Missing context data in TN alarm's description/recommended action when TN and manager are in different versions
search cancel

Missing context data in TN alarm's description/recommended action when TN and manager are in different versions

book

Article ID: 345756

calendar_today

Updated On:

Products

VMware NSX

Issue/Introduction

  • Alarm context data keys might change between different NSX releases. The alarm framework has logic to only send current version supported alarm context key-value pairs to syslog/alarms and collector/snmp trp.
  • If a Transport Node (e.g. edge node or host node) and manager are in different versions, the TN will only send its version's supported context key-values pairs to manager, which might be different than what the manager supports.
  • This will result in missing context data in the TN alarm's description/recommended action if TN nodes and manager nodes are in different versions.
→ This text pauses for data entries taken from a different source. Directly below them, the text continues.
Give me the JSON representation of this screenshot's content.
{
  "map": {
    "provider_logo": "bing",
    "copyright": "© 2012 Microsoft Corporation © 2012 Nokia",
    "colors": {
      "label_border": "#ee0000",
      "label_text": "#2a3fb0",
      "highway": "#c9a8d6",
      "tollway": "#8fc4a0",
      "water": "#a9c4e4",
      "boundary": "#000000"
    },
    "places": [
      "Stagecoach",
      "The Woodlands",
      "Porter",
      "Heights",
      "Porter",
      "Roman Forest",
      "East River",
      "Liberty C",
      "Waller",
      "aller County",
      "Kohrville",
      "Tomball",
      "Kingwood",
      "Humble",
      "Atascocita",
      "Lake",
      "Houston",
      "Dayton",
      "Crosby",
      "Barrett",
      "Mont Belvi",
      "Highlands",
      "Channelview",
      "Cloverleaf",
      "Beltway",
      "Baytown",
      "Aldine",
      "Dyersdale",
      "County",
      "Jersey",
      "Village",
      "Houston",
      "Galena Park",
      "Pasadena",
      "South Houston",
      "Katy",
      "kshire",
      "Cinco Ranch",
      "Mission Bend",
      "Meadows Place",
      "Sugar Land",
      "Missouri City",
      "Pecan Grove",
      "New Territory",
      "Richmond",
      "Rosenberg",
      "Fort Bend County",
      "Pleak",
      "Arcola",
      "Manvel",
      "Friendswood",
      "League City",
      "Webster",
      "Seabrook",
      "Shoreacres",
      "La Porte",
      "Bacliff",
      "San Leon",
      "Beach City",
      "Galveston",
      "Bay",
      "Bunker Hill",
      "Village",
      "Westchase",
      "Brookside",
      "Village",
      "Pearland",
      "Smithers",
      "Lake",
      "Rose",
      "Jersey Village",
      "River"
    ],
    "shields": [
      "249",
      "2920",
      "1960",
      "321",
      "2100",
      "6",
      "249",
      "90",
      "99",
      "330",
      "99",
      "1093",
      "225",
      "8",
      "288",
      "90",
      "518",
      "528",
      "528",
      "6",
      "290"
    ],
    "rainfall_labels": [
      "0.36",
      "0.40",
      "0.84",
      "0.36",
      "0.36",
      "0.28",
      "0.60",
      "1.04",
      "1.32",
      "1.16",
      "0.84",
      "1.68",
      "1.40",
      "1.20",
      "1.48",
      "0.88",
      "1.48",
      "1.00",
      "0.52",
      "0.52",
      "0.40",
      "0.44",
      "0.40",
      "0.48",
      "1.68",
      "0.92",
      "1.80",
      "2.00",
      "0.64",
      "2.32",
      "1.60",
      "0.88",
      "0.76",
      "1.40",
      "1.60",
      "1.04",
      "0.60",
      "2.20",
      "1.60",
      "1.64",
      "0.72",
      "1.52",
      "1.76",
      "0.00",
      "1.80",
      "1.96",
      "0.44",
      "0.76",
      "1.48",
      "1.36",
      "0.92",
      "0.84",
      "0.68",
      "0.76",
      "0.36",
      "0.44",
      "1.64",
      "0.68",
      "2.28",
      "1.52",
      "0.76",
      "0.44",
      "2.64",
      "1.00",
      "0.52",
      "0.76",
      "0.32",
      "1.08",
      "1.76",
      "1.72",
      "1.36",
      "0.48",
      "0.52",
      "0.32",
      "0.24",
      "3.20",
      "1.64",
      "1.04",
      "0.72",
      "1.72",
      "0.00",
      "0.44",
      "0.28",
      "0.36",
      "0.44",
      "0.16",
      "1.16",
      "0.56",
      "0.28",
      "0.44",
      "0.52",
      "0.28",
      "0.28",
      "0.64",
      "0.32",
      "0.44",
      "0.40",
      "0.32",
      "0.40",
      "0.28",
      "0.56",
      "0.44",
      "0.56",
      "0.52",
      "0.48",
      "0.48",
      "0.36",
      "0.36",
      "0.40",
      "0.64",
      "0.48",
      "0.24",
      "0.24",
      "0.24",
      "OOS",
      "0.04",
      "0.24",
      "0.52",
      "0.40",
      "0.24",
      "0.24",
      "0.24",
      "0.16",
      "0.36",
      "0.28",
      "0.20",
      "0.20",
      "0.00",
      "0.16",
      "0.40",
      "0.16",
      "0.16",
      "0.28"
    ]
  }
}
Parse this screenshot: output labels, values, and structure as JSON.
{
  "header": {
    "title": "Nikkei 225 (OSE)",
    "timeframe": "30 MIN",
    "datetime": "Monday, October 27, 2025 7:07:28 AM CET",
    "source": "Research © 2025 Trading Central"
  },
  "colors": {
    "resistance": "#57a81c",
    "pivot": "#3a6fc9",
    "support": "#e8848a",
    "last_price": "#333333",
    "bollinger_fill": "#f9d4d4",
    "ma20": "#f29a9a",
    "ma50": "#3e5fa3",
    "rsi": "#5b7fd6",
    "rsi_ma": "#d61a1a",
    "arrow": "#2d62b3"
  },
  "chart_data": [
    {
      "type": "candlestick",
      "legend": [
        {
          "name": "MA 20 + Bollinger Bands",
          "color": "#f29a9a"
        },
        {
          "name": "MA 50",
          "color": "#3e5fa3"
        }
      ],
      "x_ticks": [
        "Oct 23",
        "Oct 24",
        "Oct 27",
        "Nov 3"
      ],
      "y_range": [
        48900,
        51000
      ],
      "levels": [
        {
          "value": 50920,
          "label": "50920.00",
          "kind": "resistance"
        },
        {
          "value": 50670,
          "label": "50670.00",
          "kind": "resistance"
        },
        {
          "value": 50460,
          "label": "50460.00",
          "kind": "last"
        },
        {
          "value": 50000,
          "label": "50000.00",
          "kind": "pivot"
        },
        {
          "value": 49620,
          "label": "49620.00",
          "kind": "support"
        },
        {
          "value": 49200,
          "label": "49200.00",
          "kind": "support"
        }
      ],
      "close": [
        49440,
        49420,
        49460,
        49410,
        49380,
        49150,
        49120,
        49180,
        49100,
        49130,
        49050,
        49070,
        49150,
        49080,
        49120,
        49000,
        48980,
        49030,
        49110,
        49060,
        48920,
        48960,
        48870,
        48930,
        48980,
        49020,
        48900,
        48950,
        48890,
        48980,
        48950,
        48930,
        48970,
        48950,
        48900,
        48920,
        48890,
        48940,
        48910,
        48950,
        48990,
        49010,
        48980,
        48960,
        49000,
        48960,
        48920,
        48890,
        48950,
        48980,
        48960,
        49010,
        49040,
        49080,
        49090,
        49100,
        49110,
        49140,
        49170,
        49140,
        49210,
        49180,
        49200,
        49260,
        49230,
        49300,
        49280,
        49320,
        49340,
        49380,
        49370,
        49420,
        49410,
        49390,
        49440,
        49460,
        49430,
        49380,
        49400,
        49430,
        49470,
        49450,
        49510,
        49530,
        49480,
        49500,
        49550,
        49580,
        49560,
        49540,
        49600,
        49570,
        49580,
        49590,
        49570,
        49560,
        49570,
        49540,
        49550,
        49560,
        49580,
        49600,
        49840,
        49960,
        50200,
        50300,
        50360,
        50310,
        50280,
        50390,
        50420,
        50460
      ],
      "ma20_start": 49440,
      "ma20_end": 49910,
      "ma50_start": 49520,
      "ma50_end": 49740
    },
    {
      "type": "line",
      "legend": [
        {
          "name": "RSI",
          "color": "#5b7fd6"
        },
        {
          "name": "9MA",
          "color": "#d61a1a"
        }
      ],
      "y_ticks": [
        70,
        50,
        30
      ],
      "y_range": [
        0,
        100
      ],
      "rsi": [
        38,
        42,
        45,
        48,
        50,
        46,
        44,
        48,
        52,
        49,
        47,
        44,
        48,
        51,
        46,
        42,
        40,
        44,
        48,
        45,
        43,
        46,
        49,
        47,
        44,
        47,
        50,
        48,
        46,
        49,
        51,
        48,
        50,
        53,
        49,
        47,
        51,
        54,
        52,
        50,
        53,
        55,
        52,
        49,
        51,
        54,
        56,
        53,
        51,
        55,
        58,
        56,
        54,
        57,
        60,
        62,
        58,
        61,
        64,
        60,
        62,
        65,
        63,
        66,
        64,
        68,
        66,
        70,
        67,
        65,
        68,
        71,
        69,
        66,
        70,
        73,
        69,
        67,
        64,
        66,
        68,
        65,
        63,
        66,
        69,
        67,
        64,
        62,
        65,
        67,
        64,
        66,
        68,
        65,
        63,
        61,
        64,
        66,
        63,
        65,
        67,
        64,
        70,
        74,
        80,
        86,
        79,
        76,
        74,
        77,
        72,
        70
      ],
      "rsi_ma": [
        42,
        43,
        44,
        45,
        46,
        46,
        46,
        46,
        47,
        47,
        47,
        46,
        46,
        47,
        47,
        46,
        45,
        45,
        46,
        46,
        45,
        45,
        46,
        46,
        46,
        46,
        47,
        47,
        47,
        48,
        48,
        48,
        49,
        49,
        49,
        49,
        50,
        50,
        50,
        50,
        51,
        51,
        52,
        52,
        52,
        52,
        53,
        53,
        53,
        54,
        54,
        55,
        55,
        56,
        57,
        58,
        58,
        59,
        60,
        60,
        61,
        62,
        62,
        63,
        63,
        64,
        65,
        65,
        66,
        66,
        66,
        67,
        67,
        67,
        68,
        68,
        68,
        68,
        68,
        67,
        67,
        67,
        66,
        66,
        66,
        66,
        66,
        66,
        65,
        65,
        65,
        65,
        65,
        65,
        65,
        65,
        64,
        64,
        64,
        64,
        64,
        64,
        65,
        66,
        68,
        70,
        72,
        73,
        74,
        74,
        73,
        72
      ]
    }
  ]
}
An example of this would be the following alarm:
Edge Health:
Edge CPU Usage High
The CPU usage on Edge node {{entity_id}} has reached 90% which is at or above the high threshold value of 60%. 

Environment

VMware NSX-T

Cause

  • As an example the edge_health.edge_cpu_usage_high alarm, will use the following keys for the different versions:

In 3.2.x the context data’s keys that the feature sends to the alarm framework are:

 entity_id, system_resource_usage 

and the alarm framework support keys are: 

entity_id, system_resource_usage

In 4.2, the context data’s keys that the feature sends to the alarm framework are: 

entity_id, transport_node_name, transport_node_address, system_resource_usage


and the alarm framework support keys are: 

transport_node_name, transport_node_address, system_resource_usage
  • With a 4.2 edge and a 3.2.x NSX manager, the edge will only send context key-value pairs: transport_node_name, transport_node_address, system_resource_usage to a 3.2.x manager.
  • But 3.2.x manager also needs "entity_id" to fulfill its description. This will result with the following alarm description in a 3.2.X Manager.
The CPU usage on Edge node {{entity_id}} has reached 90%" in Description in 3.2.x manager

Resolution

  • The alarm missing context issue is resolved by completing the NSX upgrade, so the NSX Manager has been upgraded to the same version as the transport nodes.
  • Please note all the alarms will be deleted after the manager upgrade.
  • If the issue triggering the alarm is still there, then a new alarm will be raised.
  • Since the edge and manager versions match now, the description/recommended action will be filled with the expected context data.